Si potrebbe persino parlare di un nuovo ecofemminismo, quello che porta le nuove generazioni di donne a non ragionare solo per opzioni ideologiche o di appartenenza, quanto per quello che potrebbe definirsi come un nuovo sguardo sulla vita stessa. Non potrebbe spiegarsi altrimenti la grande presenza di donne nelle azioni di volontariato, sia relativamente al proprio territorio locale che a livello internazionale. Sono le donne, ad esempio in Veneto, in prima fila nella battaglia contro i PFAS, sostanze chimiche altamente tossiche e permanenti; sono le donne molto presenti nella questione dell’alimentazione, intesa sia come educazione alimentare che come lotta allo spreco del cibo, e si potrebbe continuare.

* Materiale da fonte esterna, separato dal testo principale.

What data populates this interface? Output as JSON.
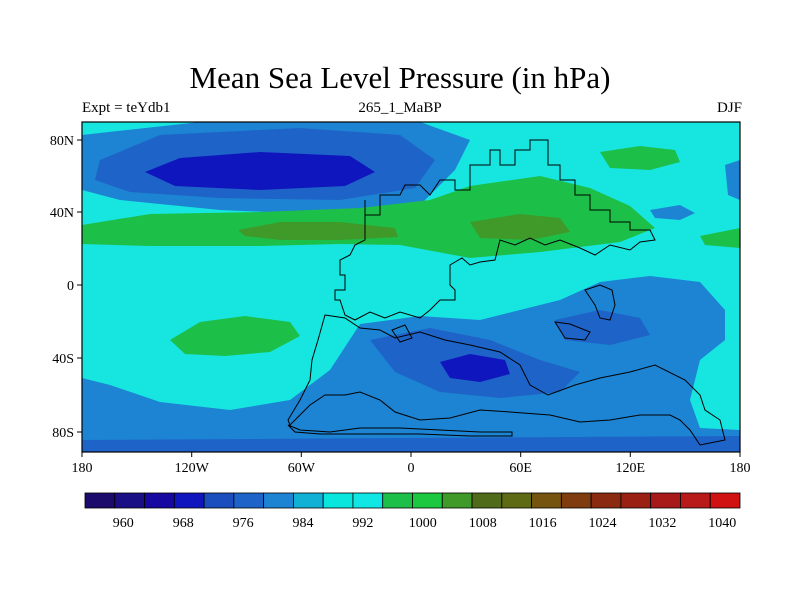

Del resto, sul corpo delle donne si gioca oggi forse la più grande delle battaglie, e cioè quella del controllo della riproduzione: il tentativo in atto di espropriare le donne di quello che avviene dal concepimento alla nascita e successivamente a questa. Ma i movimenti legati all’ecofemminismo saranno un argine non secondario a quella donna-cyborg che alcune pensano sia una conquista necessaria o quanto meno un destino ineludibile al quale rassegnarsi. E sarà una battaglia che dimostrerà come l’ecofemminismo non è una visione semplicemente contro, ma l’unico orizzonte possibile per la nostra specie.
Titta Vadalà è ecologista, da molti anni impegnata nel movimento sia ambientalista che delle donne. Ha partecipato a battaglie internazionali per la difesa delle popolazioni indigene e fa parte del Gruppo internazionale della Casa delle Donne di Roma.